A satellite image could be a clue in determining whether river erosion was a factor in the fatal hillside collapse in Washington state, a landslide expert said.
The undated image on the Google Earth website was apparently taken some time after the 2006 landslide in Oso forced engineers to construct a retaining wall along the Stillaguamish River, reported NBC affiliate KING5. The wall was created to reinforce the riverbank.
The image shows a bend in the north fork of the Stillaguamish and what appear to be broken-off logs cluttering the river at the northeast end of the wall. The wall was swept way Saturday in a mile-long mudslide that flattened homes on the other side of the river, killing at least 17 people.
It’s too early to say whether the wall’s failure played a part in the slide, but it could be studied in the event the river had eaten away at the hillside’s stability, said Dave Montgomery, a geologist at the University of Washington.
“You can clearly see the river cutting into the toe of the slope,” Montgomery told KING5.
But the Stillaguamish Tribe of Indians, which oversaw the building of the $1 million wall, doesn’t believe the wall’s condition contributed to the collapse.
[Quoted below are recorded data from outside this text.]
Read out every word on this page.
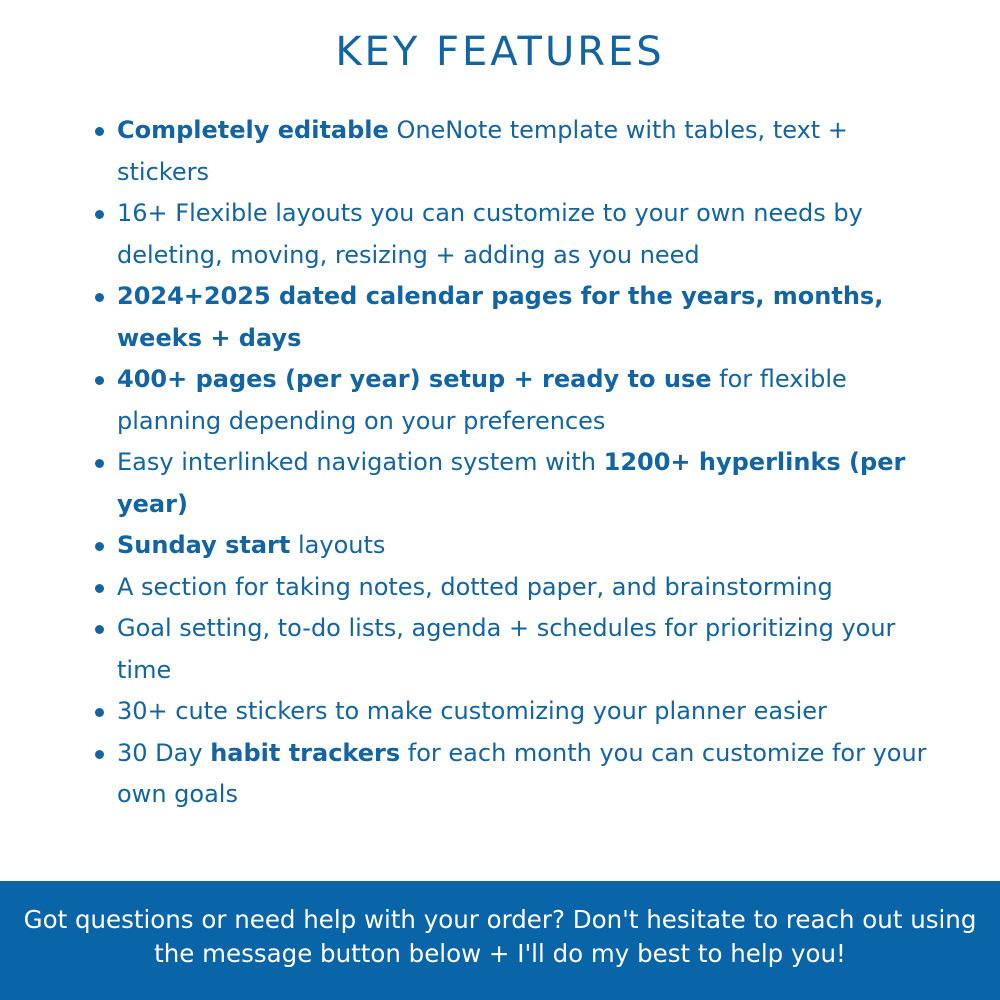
KEY FEATURES
Completely editable OneNote template with tables, text + stickers
16+ Flexible layouts you can customize to your own needs by deleting, moving, resizing + adding as you need
2024+2025 dated calendar pages for the years, months, weeks + days
400+ pages (per year) setup + ready to use for flexible planning depending on your preferences
Easy interlinked navigation system with 1200+ hyperlinks (per year)
Sunday start layouts
A section for taking notes, dotted paper, and brainstorming
Goal setting, to-do lists, agenda + schedules for prioritizing your time
30+ cute stickers to make customizing your planner easier
30 Day habit trackers for each month you can customize for your own goals

Got questions or need help with your order? Don't hesitate to reach out using the message button below + I'll do my best to help you!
The tribe’s environmental manager, Pat Stevenson, told KING5 that the wall was also built to hold back sediment that was hurting the river's fish run — and not meant to support the entire slope.
The tree-filled hillside has been known as a landslide area for more than 60 years, and the river has eroded the base of it since at least the 1950s, geologists said.
While there was state-approved logging at the top of the hillside in 2005, the area immediately around the head of the slide was restricted from harvesting, according to state officials.
A Seattle Times report, however, found that logging was still done in the restricted area. Logging can contribute to slides because it removes trees that would otherwise absorb the water on the land.